In February 2012, JHC reported in “Observation Deck” on a Congressional Budget Office report (http://www.cbo.gov/ftpdocs/126xx/doc12663/01-18-12-MedicareDemoBrief.pdf) that showed that three of four valued-based payment systems studied produced little or no savings for Medicare. “The results of those Medicare demonstrations suggest that substantial changes to payment and delivery systems will probably be necessary for programs involving disease management and care coordination or value-based payment to significantly reduce spending and either maintain or improve the quality of care provided to patients,” said CBO. The report seemed to suggest that we have a long way to go in fixing the financial problems facing our healthcare delivery system.
More recently, in April, the New England Journal of Medicine dropped another bomb in the form of a study that questioned whether pay-for-performance reimbursement systems actually lead to better patient outcomes. “The policy of tying financial incentives to the quality of performance has strong face validity – that is, paying for better care should promote improvements in quality and, ideally, lead to better patient outcomes,” wrote researchers. “Whether pay for performance will lead to better patient outcomes, however, is unclear.”
Researchers used six years of data from the Premier Hospital Quality Incentive Demonstration (HQID) to track the impact of pay-for-performance reimbursement. They found that while the systems did result in “modest improvements in the processes of care,” they didn’t affect mortality rates, at least in the three medical conditions and two surgical procedures monitored: acute myocardial infarction, congestive heart failure, pneumonia, coronary artery bypass grafting and total knee/hip replacement.
Granted, the study had limitations. Most important, researchers admitted that the Premier HQID incentives were focused more on processes of care (that is, encouraging actions providers take with certain patients) than with mortality. (Example: Giving heart attack patients a beta-blocker upon arrival and discharge.) And they cautioned against throwing out the baby with the bath water. “The Premier HQID is only one model of pay for performance, and the results may not be generalizable to all pay-for-performance programs,” they wrote. “Alternative models that incorporate larger incentives and are focused on outcomes may be more effective.”

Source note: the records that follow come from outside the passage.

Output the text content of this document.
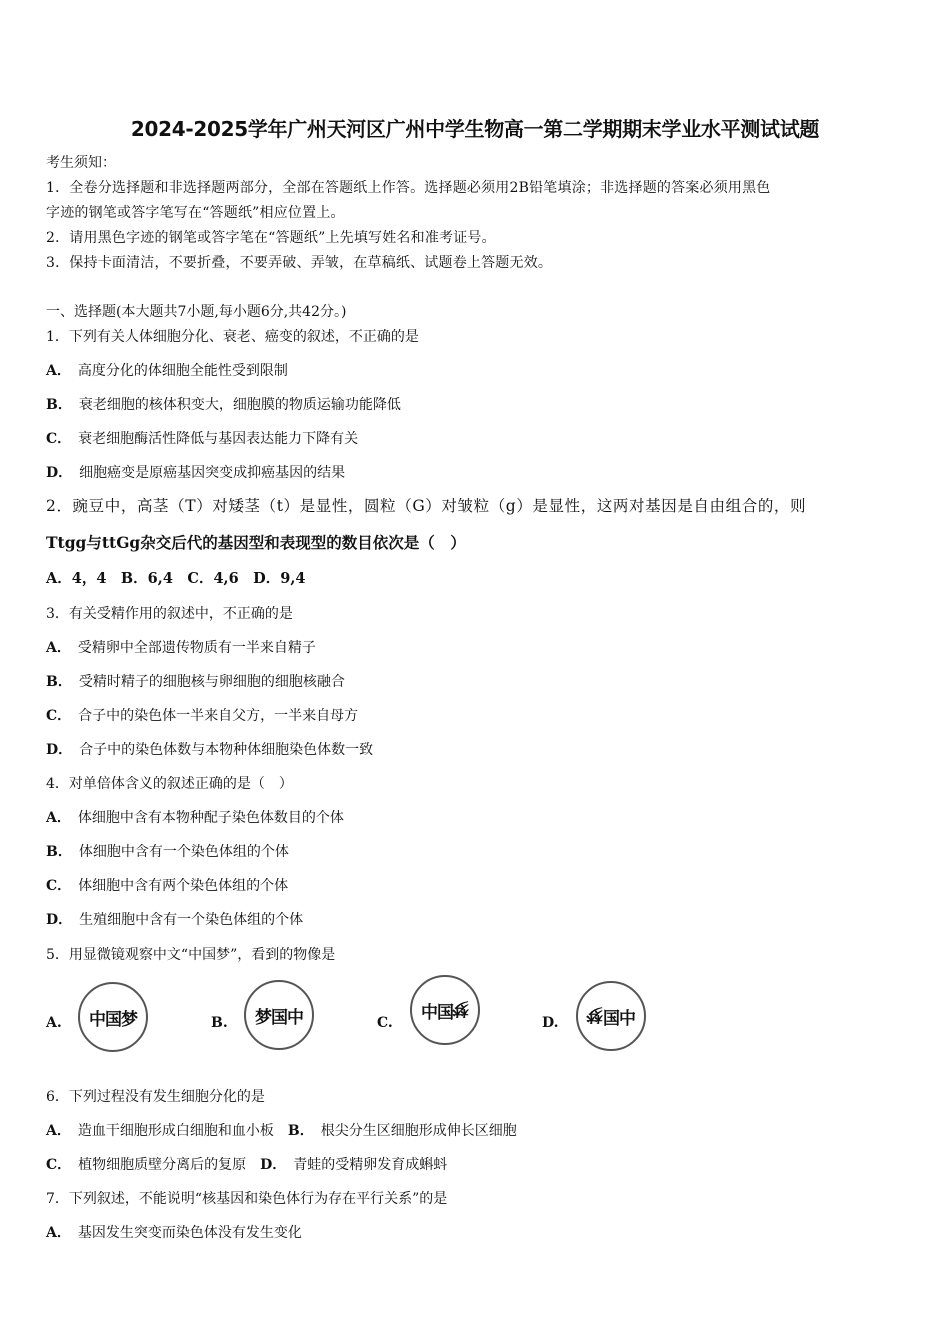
2024-2025学年广州天河区广州中学生物高一第二学期期末学业水平测试试题
考生须知：
1．全卷分选择题和非选择题两部分，全部在答题纸上作答。选择题必须用2B铅笔填涂；非选择题的答案必须用黑色
字迹的钢笔或答字笔写在“答题纸”相应位置上。
2．请用黑色字迹的钢笔或答字笔在“答题纸”上先填写姓名和准考证号。
3．保持卡面清洁，不要折叠，不要弄破、弄皱，在草稿纸、试题卷上答题无效。
一、选择题(本大题共7小题,每小题6分,共42分。)
1．下列有关人体细胞分化、衰老、癌变的叙述，不正确的是
A． 高度分化的体细胞全能性受到限制
B． 衰老细胞的核体积变大，细胞膜的物质运输功能降低
C． 衰老细胞酶活性降低与基因表达能力下降有关
D． 细胞癌变是原癌基因突变成抑癌基因的结果
2．豌豆中，高茎（T）对矮茎（t）是显性，圆粒（G）对皱粒（g）是显性，这两对基因是自由组合的，则
Ttgg与ttGg杂交后代的基因型和表现型的数目依次是（　）
A．4，4　B．6,4　C．4,6　D．9,4
3．有关受精作用的叙述中，不正确的是
A． 受精卵中全部遗传物质有一半来自精子
B． 受精时精子的细胞核与卵细胞的细胞核融合
C． 合子中的染色体一半来自父方，一半来自母方
D． 合子中的染色体数与本物种体细胞染色体数一致
4．对单倍体含义的叙述正确的是（　）
A． 体细胞中含有本物种配子染色体数目的个体
B． 体细胞中含有一个染色体组的个体
C． 体细胞中含有两个染色体组的个体
D． 生殖细胞中含有一个染色体组的个体
5．用显微镜观察中文“中国梦”，看到的物像是
A. 中国梦	B. 梦国中	C.
中国梦
D. 梦国中
6．下列过程没有发生细胞分化的是
A． 造血干细胞形成白细胞和血小板 B． 根尖分生区细胞形成伸长区细胞
C． 植物细胞质壁分离后的复原 D． 青蛙的受精卵发育成蝌蚪
7．下列叙述，不能说明“核基因和染色体行为存在平行关系”的是
A． 基因发生突变而染色体没有发生变化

Put all the disclaimers aside, and what do we have? Well, it seems that incentivizing people to take certain actions (the beta-blocker example) might not necessarily result in better outcomes. That could be true for a number of reasons. First of all, you can’t give people too many “right things” to do. How can they keep all those directives straight? And second, there’s always the risk that caregivers will do the “easier” right things than the more difficult (but potentially more important) ones.
“At the end of the day, you are going to ask people to make improvements and you want them to focus on what’s important,” Ashish Jha, an associate professor at the Harvard School of Public Health and lead author of the study, was quoted as saying in the Miami Herald article. “And if you give them 18 different metrics and some are easy but not that important, and some are hard but important, people are going to naturally gravitate toward what’s easy, and you’re not going to have meaningful impact.
“Pay for performance is really important,” he said. “This [study] says to me that we haven’t figured out the pay part or the performance part.”
It’s a safe bet that pay-for-performance will be a permanent part of the healthcare landscape. It will, to some extent, guide supply chain professionals’ purchasing decisions. But it’s also clear we haven’t figured this thing out yet.